Depuis 1985, a indiqué Félix Tshisekedi, il est à cheval entre Kinshasa et Bruxelles, la capitale belge. Cette déclaration du chef de l’Etat congolais, le week-end sur le plateau de TV5 Monde dans sa tranche télévisée "Internationales", alors qu’il bouclait son séjour bruxellois de cinq jours, n’a rien d’une prime au paternalisme européen, ou encore d’un quelconque assujettissement auquel seraient astreints les Etats africains vis-à-vis de leurs anciennes puissances coloniales. 
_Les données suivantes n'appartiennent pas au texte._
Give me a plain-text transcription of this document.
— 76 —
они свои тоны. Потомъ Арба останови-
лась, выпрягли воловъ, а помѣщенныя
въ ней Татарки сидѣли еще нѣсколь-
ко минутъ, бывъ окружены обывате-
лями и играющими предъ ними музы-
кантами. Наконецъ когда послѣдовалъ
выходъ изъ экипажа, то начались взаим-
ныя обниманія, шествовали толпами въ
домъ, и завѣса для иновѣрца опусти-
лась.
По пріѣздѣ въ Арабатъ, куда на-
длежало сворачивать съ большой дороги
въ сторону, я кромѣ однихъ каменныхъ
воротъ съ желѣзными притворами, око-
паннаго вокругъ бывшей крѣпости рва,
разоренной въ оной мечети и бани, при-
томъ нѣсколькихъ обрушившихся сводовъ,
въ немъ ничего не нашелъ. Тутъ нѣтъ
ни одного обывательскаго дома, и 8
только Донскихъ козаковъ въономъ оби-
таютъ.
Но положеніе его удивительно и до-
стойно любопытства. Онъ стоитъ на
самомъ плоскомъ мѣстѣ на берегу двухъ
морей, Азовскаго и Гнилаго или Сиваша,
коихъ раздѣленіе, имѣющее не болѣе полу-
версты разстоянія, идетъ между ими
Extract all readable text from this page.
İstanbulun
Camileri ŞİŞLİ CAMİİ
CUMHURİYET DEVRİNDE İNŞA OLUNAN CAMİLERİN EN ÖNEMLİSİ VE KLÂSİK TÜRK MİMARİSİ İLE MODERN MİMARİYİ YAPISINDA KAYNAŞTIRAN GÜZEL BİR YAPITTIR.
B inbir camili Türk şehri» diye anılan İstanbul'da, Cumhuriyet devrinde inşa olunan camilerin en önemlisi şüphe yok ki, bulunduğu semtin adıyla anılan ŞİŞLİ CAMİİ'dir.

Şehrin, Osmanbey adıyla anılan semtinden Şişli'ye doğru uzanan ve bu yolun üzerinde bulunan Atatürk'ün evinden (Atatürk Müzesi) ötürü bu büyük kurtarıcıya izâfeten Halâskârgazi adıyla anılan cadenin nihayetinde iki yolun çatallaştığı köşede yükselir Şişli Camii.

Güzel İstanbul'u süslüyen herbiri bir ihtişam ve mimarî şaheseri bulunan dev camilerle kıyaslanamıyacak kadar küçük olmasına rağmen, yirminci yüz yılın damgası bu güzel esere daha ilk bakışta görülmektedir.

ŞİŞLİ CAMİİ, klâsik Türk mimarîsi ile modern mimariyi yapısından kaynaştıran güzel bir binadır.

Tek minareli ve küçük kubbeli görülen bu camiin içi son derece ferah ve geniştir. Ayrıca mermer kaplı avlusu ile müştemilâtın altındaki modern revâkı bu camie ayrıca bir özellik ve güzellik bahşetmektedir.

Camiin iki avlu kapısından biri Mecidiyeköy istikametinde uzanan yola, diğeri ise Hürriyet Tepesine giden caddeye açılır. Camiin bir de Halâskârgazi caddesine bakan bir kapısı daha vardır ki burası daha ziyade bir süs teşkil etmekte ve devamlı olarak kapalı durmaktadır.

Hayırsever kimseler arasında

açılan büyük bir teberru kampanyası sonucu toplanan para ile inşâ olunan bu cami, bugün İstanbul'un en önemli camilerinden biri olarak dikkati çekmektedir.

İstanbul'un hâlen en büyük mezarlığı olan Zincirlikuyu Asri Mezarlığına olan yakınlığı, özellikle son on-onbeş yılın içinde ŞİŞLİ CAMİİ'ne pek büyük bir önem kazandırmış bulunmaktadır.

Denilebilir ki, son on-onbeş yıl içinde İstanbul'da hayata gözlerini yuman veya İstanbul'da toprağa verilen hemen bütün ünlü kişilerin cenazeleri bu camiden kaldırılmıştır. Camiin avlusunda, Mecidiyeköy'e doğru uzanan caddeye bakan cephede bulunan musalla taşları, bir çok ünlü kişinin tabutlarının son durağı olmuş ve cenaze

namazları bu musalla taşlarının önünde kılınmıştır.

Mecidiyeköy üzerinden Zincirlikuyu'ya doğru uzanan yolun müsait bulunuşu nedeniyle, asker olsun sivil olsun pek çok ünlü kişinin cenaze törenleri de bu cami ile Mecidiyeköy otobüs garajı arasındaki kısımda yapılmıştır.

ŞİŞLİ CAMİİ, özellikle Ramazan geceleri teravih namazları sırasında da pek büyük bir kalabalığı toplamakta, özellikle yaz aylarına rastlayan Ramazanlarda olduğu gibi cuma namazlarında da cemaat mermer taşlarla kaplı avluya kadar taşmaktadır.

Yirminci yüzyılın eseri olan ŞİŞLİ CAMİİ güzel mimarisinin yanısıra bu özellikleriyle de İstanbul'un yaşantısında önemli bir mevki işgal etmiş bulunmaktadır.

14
Tout en comprenant le désir d’affranchissement de la tutelle occidentale qu’éprouvent certains de ses collègues chefs d’Etat, nostalgiques d’une époque coloniale déjà révolue, Félix Tshisekedi voit les choses autrement. Dans le contexte de globalisation qui réduit l’univers à un village planétaire, il prône l’égalité des peuples soutenue par un partenariat gagnant-gagnant. « Je ne vois pas comment nous pouvons vivre en autarcie sans partager les expériences des autres », a-t-il soutenu. Il se veut le défenseur d’une interaction entre les nations avec, à la clé, une coopération agissante qui place l’amitié au centre de tout.

Avec la Belgique, c’est tout une autre histoire. Pour Félix Tshisekedi, tout l’enjeu consiste à arrondir les angles pour trouver le point d’équilibre dans les relations belgo-congolaises qu’il veut sereines et sans nuages. « Je suis là pour dire aux Belges que leur place est au Congo. Sous mon ère, je ne voudrai pas des tensions avec la Belgique », a-t-il lancé. Une profession de foi que justifie un sentiment enfoui dans son subconscient, celui d’être chez lui, dans son autre Congo. « Je ne me vois pas être en conflit avec moi-même », a assuré le président de la République. C’était tout dire.         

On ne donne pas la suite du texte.